Título: Infeliz, simplista e equivocada. É o ataque à opinião de Lula sobre juros
Autor: Vânia CristinoJosé Ramos
Fonte: O Estado de São Paulo, 27/04/2005, Economia, p. B1

Para empresários e políticos, a população não pode ser acusada por algo que é responsabilidade do governo O presidente Luiz Inácio Lula da Silva conseguiu desagradar a empresários e políticos ao atribuir ao suposto comodismo do brasileiro parte da responsabilidade pelos juros altos no País. O presidente disse que a população "é incapaz de levantar o traseiro" e procurar um banco que cobre taxas mais baixas. "Não há um povo no mundo mais criativo e trabalhador que o brasileiro, senão ele não teria sobrevivido. E uma coisa que o brasileiro faz pouco é ficar sentado", rebateu o presidente da Federação das Indústrias de São Paulo (Fiesp), Paulo Skaf. Ele afirmou que o atual nível da taxa de juros é nocivo ao País e só serve para indicar pessimismo e inibir os investimentos. "A taxa de juros nesse nível já passou para o campo da irresponsabilidade." Também o presidente da Confederação Nacional da Indústria (CNI), deputado Armando Monteiro Neto (PTB-PE), disse não concordar com Lula. "É muito simplismo jogar para o consumidor a responsabilidade pelo excesso da taxa de juros."

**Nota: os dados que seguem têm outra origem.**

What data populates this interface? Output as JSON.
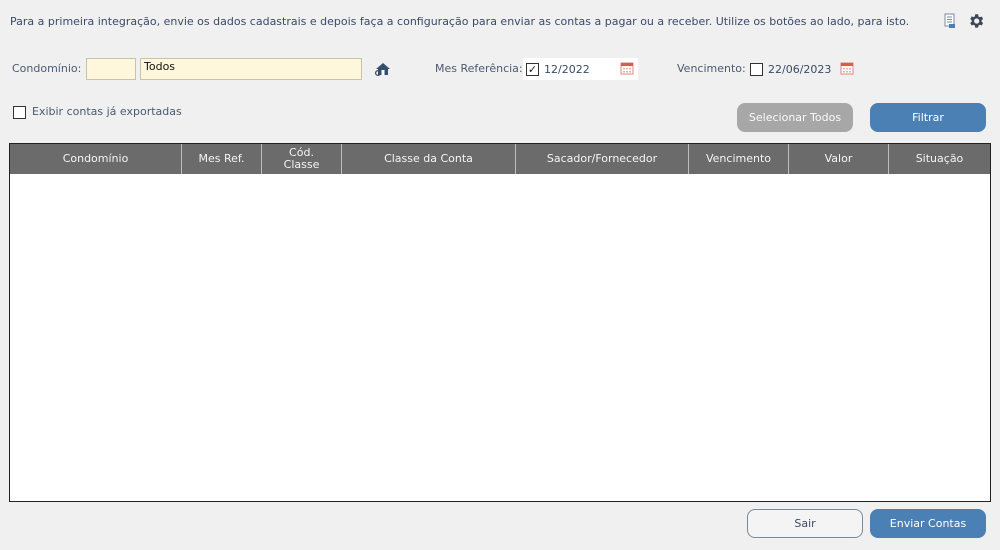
{
  "header": {
    "info_text": "Para a primeira integração, envie os dados cadastrais e depois faça a configuração para enviar as contas a pagar ou a receber. Utilize os botões ao lado, para isto.",
    "icons": [
      "document-list-icon",
      "gear-icon"
    ]
  },
  "filters": {
    "condominio_label": "Condomínio:",
    "condominio_code": "",
    "condominio_name": "Todos",
    "mes_referencia_label": "Mes Referência:",
    "mes_referencia_checked": true,
    "mes_referencia_value": "12/2022",
    "vencimento_label": "Vencimento:",
    "vencimento_checked": false,
    "vencimento_value": "22/06/2023",
    "exibir_exportadas_label": "Exibir contas já exportadas",
    "exibir_exportadas_checked": false
  },
  "buttons": {
    "selecionar_todos": "Selecionar Todos",
    "filtrar": "Filtrar",
    "sair": "Sair",
    "enviar_contas": "Enviar Contas"
  },
  "table": {
    "columns": [
      "Condomínio",
      "Mes Ref.",
      "Cód.\nClasse",
      "Classe da Conta",
      "Sacador/Fornecedor",
      "Vencimento",
      "Valor",
      "Situação"
    ],
    "rows": []
  },
  "colors": {
    "accent": "#4a80b4",
    "header_bg": "#6b6b6b",
    "field_bg": "#fff7dc"
  }
}
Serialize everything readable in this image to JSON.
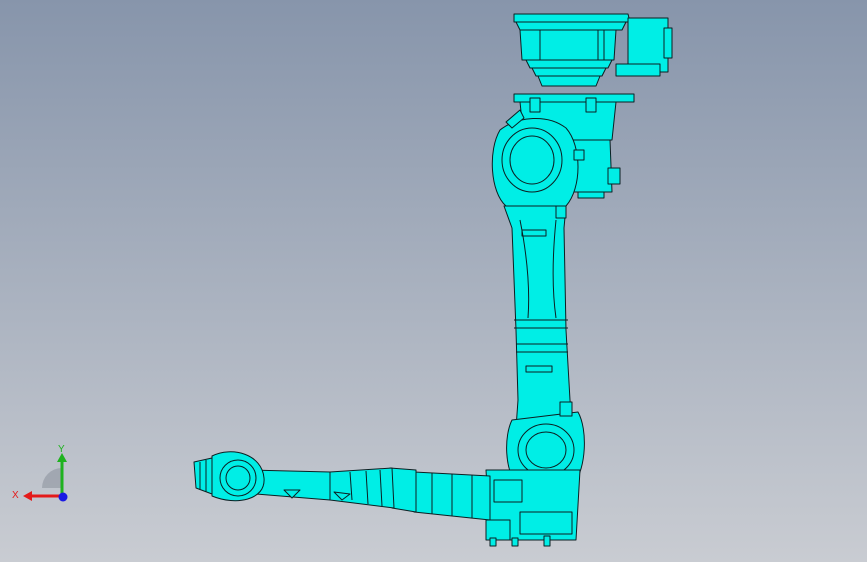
{
  "viewport": {
    "background_top": "#8795ab",
    "background_bottom": "#c9ccd2"
  },
  "model": {
    "part_color": "#00eee6",
    "part_color_dark": "#00c9c2",
    "edge_color": "#0b1f22"
  },
  "triad": {
    "x_label": "X",
    "y_label": "Y",
    "x_color": "#e41a1a",
    "y_color": "#1fb21f",
    "z_color": "#1a1ae4"
  }
}
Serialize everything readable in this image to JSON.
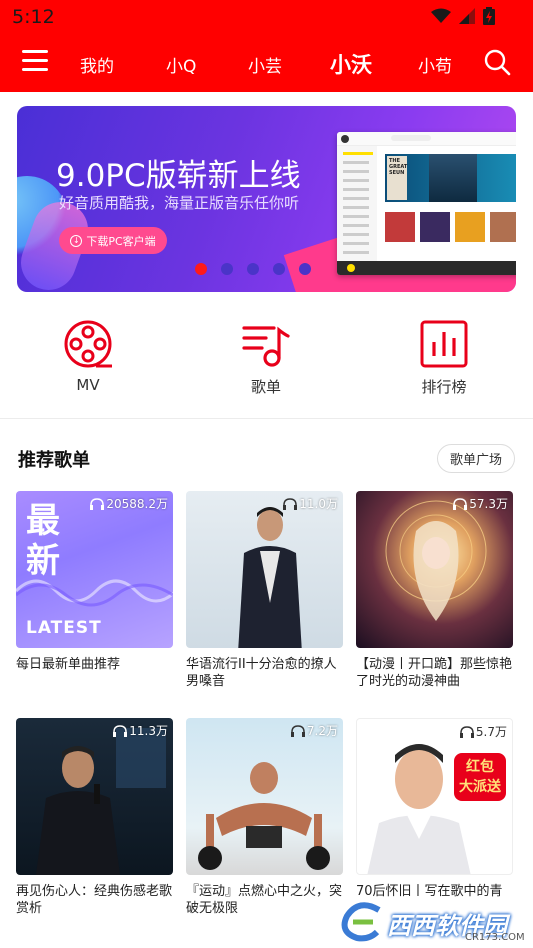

O presidente do Grupo Gerdau, Jorge Gerdau Johannpeter, devolveu a acusação ao governo, "o maior responsável pelo elevado custo do dinheiro no País, porque desequilibra a oferta e a procura". Segundo Gerdau, para sustentar a dívida "o governo drena os recursos do mercado e converte o dinheiro numa mercadoria escassa". Nessa situação, "o tomador tem pouco a fazer".

Até o ex-presidente Fernando Henrique Cardoso entrou na polêmica. Numa palestra em Curitiba, aproveitou para discordar do diagnóstico de Lula. "O Banco Central é quem dá as regras. Por isso não adianta muito mudar de banco." Ele disse entender que Lula esteja insatisfeito com os juros, mas recomendou olhar para outros lados, como o Banco Central e a política econômica. "Não serei leviano: não é fácil manejar as variáveis num contexto delicado como o do Brasil", disse. E cutucou: "Não quero fazer como o Lula fez tantas vezes comigo, achando que era só falta de vontade política."

A afirmação de Lula também serviu para animar a tarde no Congresso. O líder do PSDB, senador Arthur Virgílio (AM), condenou a linguagem "chula e equivocada", para depois dizer que Lula deveria "sentar o traseiro para trabalhar e despachar com os ministros". E enfatizou: "Arregace as mangas, presidente, finja pelo menos que está trabalhando". Segundo o senador José Jorge (PFL-PE), o povo vai, sim, levantar o traseiro da cadeira em outubro de 2006 "para livrar-se da enganação construída pelo marketing político em que se transformou seu governo".

O primeiro-vice-presidente da Câmara, deputado José Thomaz Nonô (PFL-AL), afirmou que Lula "é uma máquina de dizer bobagem, um manancial de lugares-comuns e uma fonte inesgotável de imagens de quarta categoria". O deputado considerou "um insulto ao cidadão que morre no cheque especial". E concluiu: "Cidadão brasileiro, defenda o traseiro, porque é a única coisa que o governo ainda não invadiu".

Em São Paulo, o governador Geraldo Alckmin (PSDB) classificou de infeliz a declaração do presidente. "Na realidade, o exemplo de juros tem sido dado pelo governo (federal)", disse Alckmin. Segundo ele, o governo federal deve trabalhar para reduzir a taxa básica de juros, a Selic. "E não passar a responsabilidade para a população", emendou.